Old Girl Sophie Hamer has the building blocks for success.
Sophie, who attended QMC from 2000 to 2006, had strong family links to the College.
“My Grandmother and her sister are both old girls and I remember looking through her historic books on QMC as a very young girl and feeling quite enamoured by the old photographs showing the community of inspiring young women clustered around the tower.”
A Lochleven supporter, Sophie was involved in a number of activities across the arts and sports at school, from debating and chorale to tennis and sports academy and was a joint recipient of the award for Best All-Rounder in Year 13 and joint Dux.
“QMC has a great sense of community which always invited a range of voices, supported individual thinking, and celebrated overlaps or differences in knowledge and skills,” Sophie says.
“I always felt valued, and I always had a sense of being able to give anything a go in that environment – which isn’t so much a lesson, but an attitude I try to carry with me now.’
Sophie had a lot of potential careers in mind while at school but decided to study architecture just a few weeks before starting university.
She went to the School of Architecture at Victoria University of Wellington and completed a Bachelor of Architectural Studies, and then a Master of Architecture (Professional) with Distinction.
“As part of my studies I also threw in a Creative Writing course at the International Institute of Modern Letters and some French papers, and spent some time at the Ecole Speciale d’Architecture in Paris.”
In the first year after completing her Masters degree, Sophie worked full time at the university teaching across a range of courses in the architecture school, from the technical side of architecture to the design and research aspects.
She also had the opportunity as a Teaching Fellow to write, direct and deliver a course about Design Communication to about 50 students – an experience that really cemented her interest in architectural education.
She started her professional career as a graduate at a small, practice in Wellington and was exposed to many parts of the building process.
“Architecturally, seeing my first building built was always going to be a milestone,” Sophie says.
“Every time you see what you have drawn, detailed and worried about take shape in reality is a rush.”
Sophie now lives in Auckland working at Fearon Hay Architects as a design team leader and is involved in a range of exciting projects – residential, multi-residential, heritage, commercial – from the excitement of concept, working with consultants and clients, right through to achieving compliance with building code and getting on site.

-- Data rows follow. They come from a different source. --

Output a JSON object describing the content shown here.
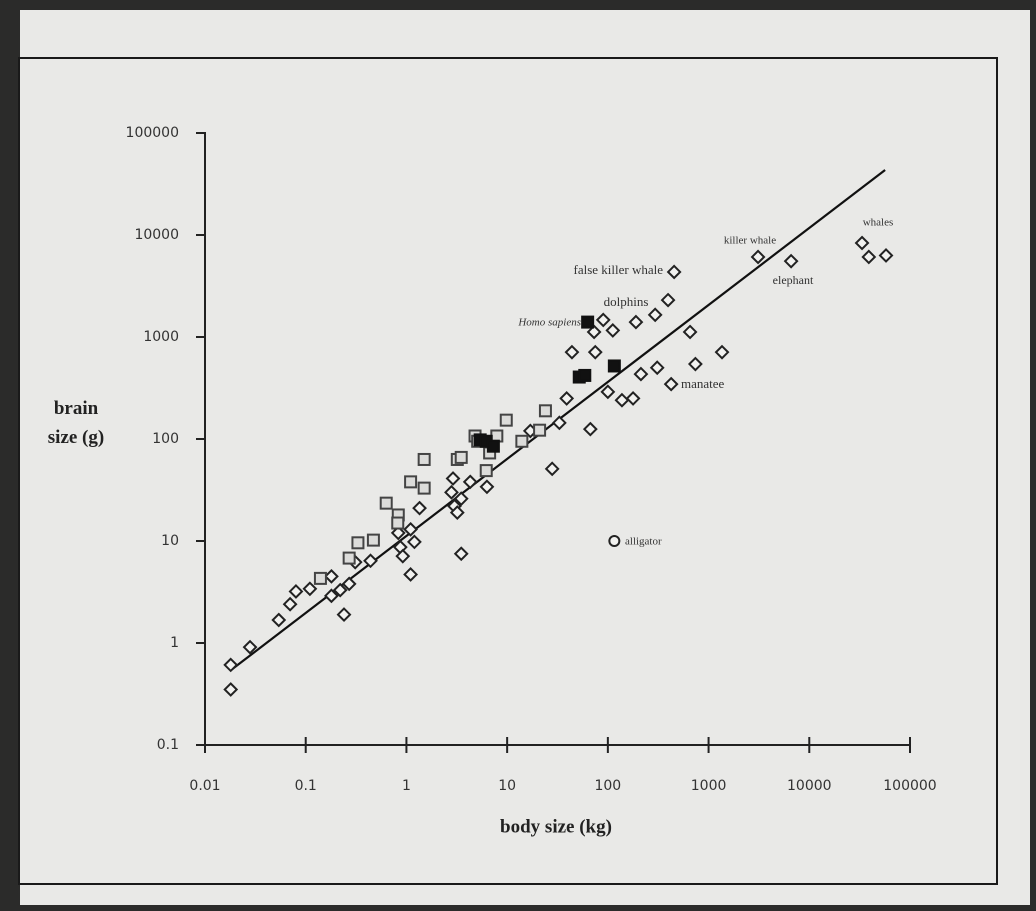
{
  "chart_data": {
    "type": "scatter",
    "xlabel": "body size (kg)",
    "ylabel": "brain size (g)",
    "xscale": "log",
    "yscale": "log",
    "xlim": [
      0.01,
      100000
    ],
    "ylim": [
      0.1,
      100000
    ],
    "xticks": [
      0.01,
      0.1,
      1,
      10,
      100,
      1000,
      10000,
      100000
    ],
    "yticks": [
      0.1,
      1,
      10,
      100,
      1000,
      10000,
      100000
    ],
    "series": [
      {
        "marker": "diamond",
        "color": "#222222",
        "filled": false,
        "x": [
          0.018,
          0.018,
          0.028,
          0.054,
          0.07,
          0.08,
          0.11,
          0.18,
          0.18,
          0.22,
          0.24,
          0.27,
          0.31,
          0.44,
          0.83,
          0.87,
          0.92,
          1.1,
          1.2,
          1.1,
          1.35,
          2.8,
          3.0,
          3.2,
          3.5,
          3.5,
          4.3,
          6.3,
          2.9,
          17,
          33,
          28,
          39,
          44,
          67,
          73,
          75,
          90,
          112,
          100,
          138,
          178,
          190,
          213,
          295,
          309,
          396,
          425,
          455,
          655,
          740,
          1360,
          3100,
          6600,
          33400,
          39000,
          57800
        ],
        "values": [
          0.35,
          0.61,
          0.91,
          1.68,
          2.4,
          3.2,
          3.4,
          4.5,
          2.9,
          3.3,
          1.9,
          3.8,
          6.2,
          6.4,
          12,
          8.7,
          7.1,
          13,
          9.8,
          4.7,
          21,
          30,
          22,
          19,
          7.5,
          26,
          38,
          34,
          41,
          120,
          144,
          51,
          250,
          710,
          125,
          1120,
          710,
          1470,
          1160,
          290,
          240,
          250,
          1400,
          433,
          1650,
          500,
          2300,
          345,
          4340,
          1120,
          543,
          710,
          6090,
          5540,
          8350,
          6090,
          6300
        ]
      },
      {
        "marker": "square",
        "color": "#444444",
        "filled": false,
        "x": [
          0.14,
          0.27,
          0.33,
          0.47,
          0.63,
          0.83,
          0.82,
          1.1,
          1.5,
          1.5,
          3.2,
          3.5,
          4.8,
          5.1,
          6.2,
          6.7,
          7.9,
          9.8,
          14,
          21,
          24
        ],
        "values": [
          4.3,
          6.8,
          9.6,
          10.2,
          23.5,
          18,
          15,
          38,
          33,
          63,
          63,
          66,
          107,
          95,
          49,
          73,
          107,
          153,
          95,
          122,
          189
        ]
      },
      {
        "marker": "square",
        "color": "#111111",
        "filled": true,
        "x": [
          5.4,
          6.2,
          7.3,
          52,
          59,
          63,
          116
        ],
        "values": [
          98,
          95,
          85,
          405,
          420,
          1400,
          520
        ]
      },
      {
        "marker": "circle",
        "color": "#222222",
        "filled": false,
        "x": [
          116
        ],
        "values": [
          10
        ]
      }
    ],
    "fit_line": {
      "x": [
        0.018,
        56600
      ],
      "y": [
        0.54,
        43400
      ],
      "color": "#111111"
    },
    "annotations": [
      "false killer whale",
      "dolphins",
      "Homo sapiens",
      "killer whale",
      "elephant",
      "whales",
      "manatee",
      "alligator"
    ]
  }
}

“I am still an architectural graduate and can’t call myself an architect until I undertake the registration process, which involves a written case study of projects so you can demonstrate your range of experience, and a 3 hour conversation with a panel,” Sophie says.
“That’s the next goal.”
Alongside this, Sophie is a Professional Teaching Fellow at the University of Auckland, where she leads a third year architecture design studio paper.

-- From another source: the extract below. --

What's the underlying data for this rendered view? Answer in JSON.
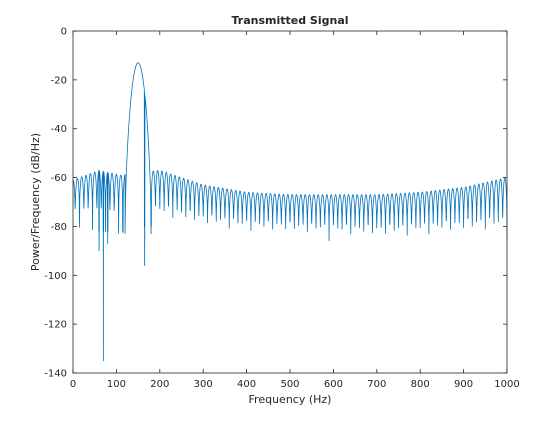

“I also run a website for aspiring architects called PORTICO which provides information about studying architecture, what the possible career pathways are, and gives an inside glimpse into what happens at architecture school and in practice,” Sophie explains.
“It’s intended as a support and resource for high school and university students which is basically a compendium of my knowledge and thoughts from studying, teaching and now practising.”
Sophie’s advice for students would be to pay attention to what makes you feel most like yourself – and pursue it relentlessly.
“But also identify your weaknesses, and try to be aware of how your weaknesses interplay with your strengths.”
“Things are changing fast in the professional world, and you’ll be well placed if you can think entrepreneurially and make opportunities for yourself.”